Tidak Bahagia Karena Berkhayal
Penelitian menemukan, orang yang sering melamun dan berkhayal cenderung kurang bahagia ketimbang orang yang fokus pada realitas.
Di bus, di tempat kerja, di kamar mandi, melamun bisa terjadi kapan pun dan di manapun. Sayangnya, bila pikiran Anda terus-menerus berkeliaran dalam dunia khayalan, peneliti menyarankan untuk mengurangi kebiasaan tersebut.
Peneliti kebahagiaan Dr Matt Killingsworth dari Harvard University sempat merancang sebuah aplikasi ponsel yang ditujukan kepada responden untuk mengetahui sebesar apa dampak berkhayal pada jangka panjang.
Aplikasi tersebut berisi pertanyaan harian seperti bagaimana perasaan Anda, apa yang Anda lakukan, apakah Anda memikirkan hal lain dari apa yang sedang Anda lakukan?
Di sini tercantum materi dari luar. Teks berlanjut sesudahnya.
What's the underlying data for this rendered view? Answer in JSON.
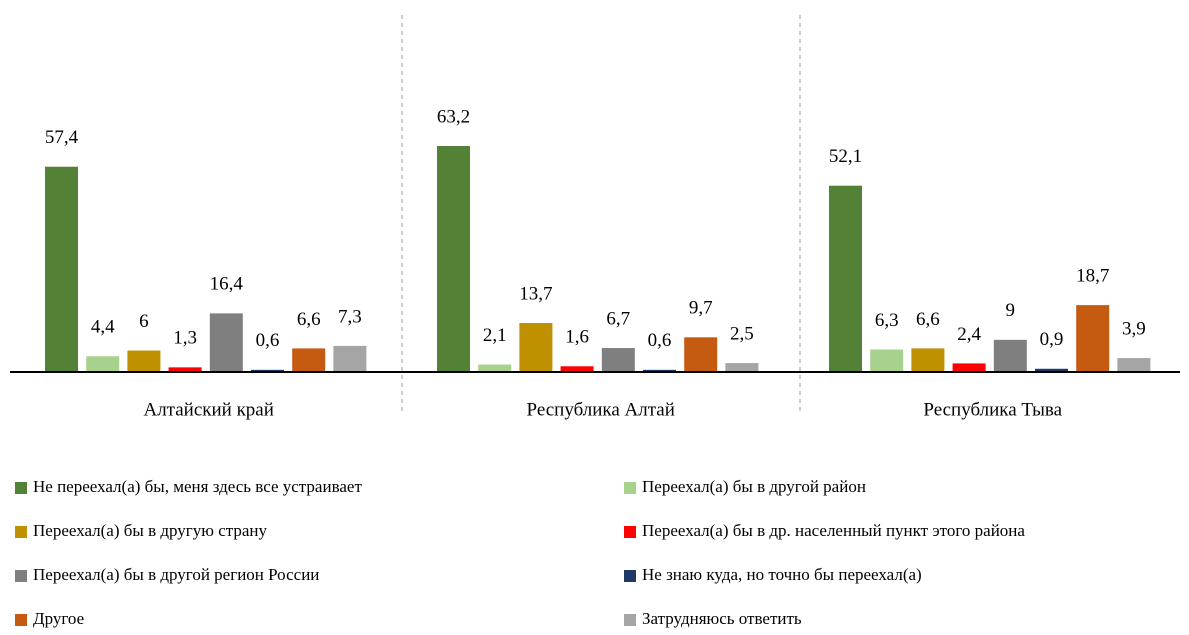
{
  "chart_data": {
    "type": "bar",
    "categories": [
      "Алтайский край",
      "Республика Алтай",
      "Республика Тыва"
    ],
    "series": [
      {
        "name": "Не переехал(а) бы, меня здесь все устраивает",
        "color": "#538135",
        "values": [
          57.4,
          63.2,
          52.1
        ],
        "value_labels": [
          "57,4",
          "63,2",
          "52,1"
        ]
      },
      {
        "name": "Переехал(а) бы в другой район",
        "color": "#a9d18e",
        "values": [
          4.4,
          2.1,
          6.3
        ],
        "value_labels": [
          "4,4",
          "2,1",
          "6,3"
        ]
      },
      {
        "name": "Переехал(а) бы в другую страну",
        "color": "#bf9000",
        "values": [
          6,
          13.7,
          6.6
        ],
        "value_labels": [
          "6",
          "13,7",
          "6,6"
        ]
      },
      {
        "name": "Переехал(а) бы в др. населенный пункт этого района",
        "color": "#ff0000",
        "values": [
          1.3,
          1.6,
          2.4
        ],
        "value_labels": [
          "1,3",
          "1,6",
          "2,4"
        ]
      },
      {
        "name": "Переехал(а) бы в другой регион России",
        "color": "#7f7f7f",
        "values": [
          16.4,
          6.7,
          9
        ],
        "value_labels": [
          "16,4",
          "6,7",
          "9"
        ]
      },
      {
        "name": "Не знаю куда, но точно бы переехал(а)",
        "color": "#1f3864",
        "values": [
          0.6,
          0.6,
          0.9
        ],
        "value_labels": [
          "0,6",
          "0,6",
          "0,9"
        ]
      },
      {
        "name": "Другое",
        "color": "#c55a11",
        "values": [
          6.6,
          9.7,
          18.7
        ],
        "value_labels": [
          "6,6",
          "9,7",
          "18,7"
        ]
      },
      {
        "name": "Затрудняюсь ответить",
        "color": "#a5a5a5",
        "values": [
          7.3,
          2.5,
          3.9
        ],
        "value_labels": [
          "7,3",
          "2,5",
          "3,9"
        ]
      }
    ]
  }
}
Setelah aplikasi diuji pada ribuan responden, disimpulkan bahwa berkhayal tentang sesuatu yang netral atau negative, ternyata mampu membuat seseorang merasa kurang bahagia dengan cara merusak suasana hati.
Namun, berkhayal yang indah-indah, juga tidak meningkatkan suasana hati sedikit pun.
Killingsworth mengatakan, “Ketika pikiran kita mengembara, saya pikir itu benar-benar menumpulkan kenikmatan dari apa yang kita lakukan.”
“Ini berarti bahwa, tidak peduli seberapa brilian pikiran kita untuk membayangkan skenario yang paling membahagiakan, imajinasi kita tidak akan pernah bisa menyamakan kebahagiaan dari sesuatu yang nyata,” lanjutnya.
Kesimpulanya, melamun dan berkhayal sebenarnya tidak berbahaya dan bahwa 96% dari seluruh orang dewasa melakukannya secara teratur.
Hanya saja, terlalu banyak berkhayal dan menjadi kurang menikmati “saat ini” telah terbukti memiliki konsekuensi. Misalnya, fenomena melamun maladaptif di mana seorang bisa lamunan hingga 15-30 menit, sehingga mengganggu aktivitas kehidupan sehari-hari.
Kondisi tersebut telah diklasifikasikan sebagai kondisi kesehatan mental karena adiktif dan merugikan.